Читать онлайн «Szkice weglem»

Автор Генрик Сенкевич

Henryk Sienkiewicz

Szkice węglem

Rozdział pierwszy. W którym zabieramy znajomość z bohaterami i zaczynamy się spodziewać, że coś więcej nastąpi

We wsi Barania Głowa w kancelarii wójta gminy cicho było jak makiem siał. Wójt gminy, niemłody już włościanin nazwiskiem Franciszek Burak, siedział przy stole i z natężoną uwagą gryzmolił coś na papierze; pisarz zaś gminny, młody i pełen nadziei pan Zołzikiewicz, stał pod oknem i dłubał w nosie lub opędzał się od much.

Much było w kancelarii jak w oborze. Wszystkie ściany, popstrzone od nich, straciły swój dawny kolor. Również popstrzone było szkło na obrazie wiszącym nad stołem, papier, pieczęcie, krucyfiks i urzędowe księgi wójtowskie.

Muchy łaziły i po wójcie, tak jakby po jakim zwyczajnym sobie ławniku, ale szczególniej nęciła je wypomadowana, woniejąca goździkami głowa pana Zołzikiewicza… Nad tą głową unosił się ich cały rój: siadały na rozbiorze włosów tworząc żywe, ruchome, czarne plamy. Pan Zołzikiewicz podnosił od czasu do czasu ostrożnie rękę, a potem spuszczał ją nagle; dawał się słyszeć plask dłoni o głowę, rój wzbijał się, brzęcząc, w powietrze, a pan Zołzikiewicz, schyliwszy czuprynę, wybierał palcami trupy z włosów i zrzucał je na ziemię.

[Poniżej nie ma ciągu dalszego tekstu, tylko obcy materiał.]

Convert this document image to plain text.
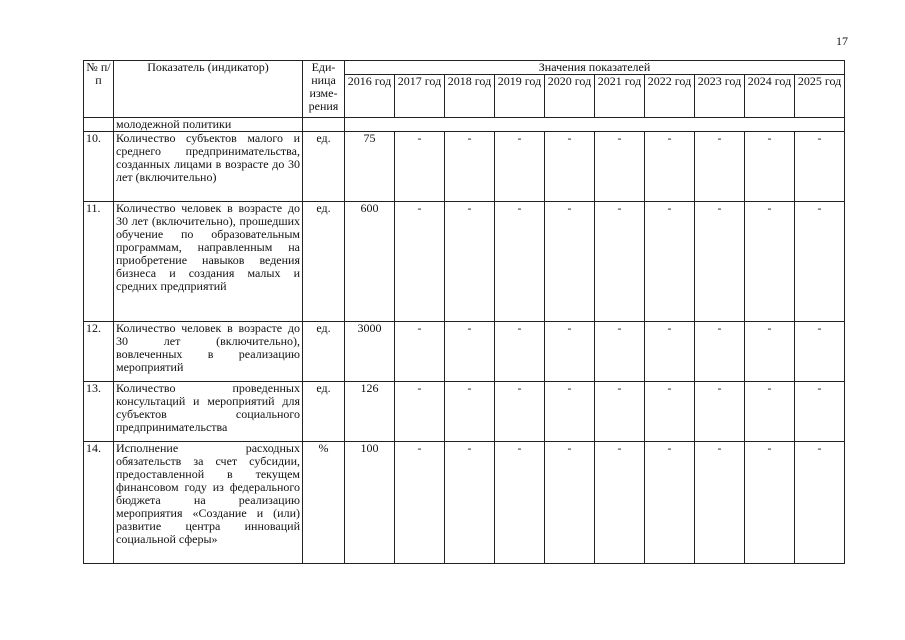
17
№ п/п	Показатель (индикатор)	Еди-ница изме-рения	Значения показателей									
			2016 год	2017 год	2018 год	2019 год	2020 год	2021 год	2022 год	2023 год	2024 год	2025 год
	молодежной политики											
10.	Количество субъектов малого и среднего предпринимательства, созданных лицами в возрасте до 30 лет (включительно)	ед.	75	-	-	-	-	-	-	-	-	-
11.	Количество человек в возрасте до 30 лет (включительно), прошедших обучение по образовательным программам, направленным на приобретение навыков ведения бизнеса и создания малых и средних предприятий	ед.	600	-	-	-	-	-	-	-	-	-
12.	Количество человек в возрасте до 30 лет (включительно), вовлеченных в реализацию мероприятий	ед.	3000	-	-	-	-	-	-	-	-	-
13.	Количество проведенных консультаций и мероприятий для субъектов социального предпринимательства	ед.	126	-	-	-	-	-	-	-	-	-
14.	Исполнение расходных обязательств за счет субсидии, предоставленной в текущем финансовом году из федерального бюджета на реализацию мероприятия «Создание и (или) развитие центра инноваций социальной сферы»	%	100	-	-	-	-	-	-	-	-	-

Godzina była czwarta po południu, w całej wiosce panowała cisza, bo ludzie wyszli na robotę; za oknem tylko kancelarii cochała się o ścianę krowa i od czasu do czasu ukazywała przez okno sapiące nozdrza ze śliną wiszącą u pyska.

Czasem zarzucała ciężki łeb na grzbiet broniąc się także od much, przy czym rogiem zawadzała o ścianę. Wówczas pan Zołzikiewicz wyglądał przez okno i wołał:

– A hej! A żeby cię…

Potem przeglądał się w lusterku wiszącym tuż koło okna, poprawiał włosy i znów zaczynał flegmatycznie dłubać w nosie.

Na koniec przerwał milczenie wójt.

– Panie Zołzikiewicz – rzekł z mazurska – niech ino pan napisze ten „rapurt”, bo mię jakoś nieskładno. Przecie pan je pisarz.

Ale pan Zołzikiewicz był w złym humorze, a jak tylko był w złym humorze, wójt musiał sam wszystko robić.

– To i cóż, żem pisarz? – odparł z lekceważeniem. – Pisarz jest od tego, żeby pisywał do naczelnika i do komisarza; a do wójta, takiego jak wy, to wy sobie sami piszcie.

Potem dodał z majestatyczną pogardą:

– Albo to dla mnie wójt to co? Chłop i basta! Smaruj chłopa miodem… a chłop zawsze będzie chłopem.

Potem poprawił włosy i znów spojrzał w lusterko.

Wójt jednak czuł się dotknięty i odrzekł:

– Patrzcie no się. A niby ja to z „koniusarzem” nie piłem arbaty?

– Wielka mi rzecz herbata! – odparł niedbale Zołzikiewicz. – A może jeszcze bez araku?

– A nieprawda, bo z harakiem.

– To niech będzie z arakiem, a ja dlatego raportu nie będę pisał.

Wójt ozwał się gniewliwie:

– Kiejś pan taki delikatny fizyk, to czemu było prosić się na pisarza?

– A was się kto prosił? Ja tylko po znajomości z naczelnikiem…

– Wielga znajomość, a jak tu przyjadzie, to pan ani pary z gęby…

– Burak! Burak! Ostrzegam, że wy jakoś nadto rozpuszczacie język. Mnie już wasze chłopy kością w gardle stoją razem z waszym pisarstwem. Człowiek z edukacją tylko między wami ordynarnieje. Jak się rozgniewam, tak rzucę pisarstwo i was do diabła!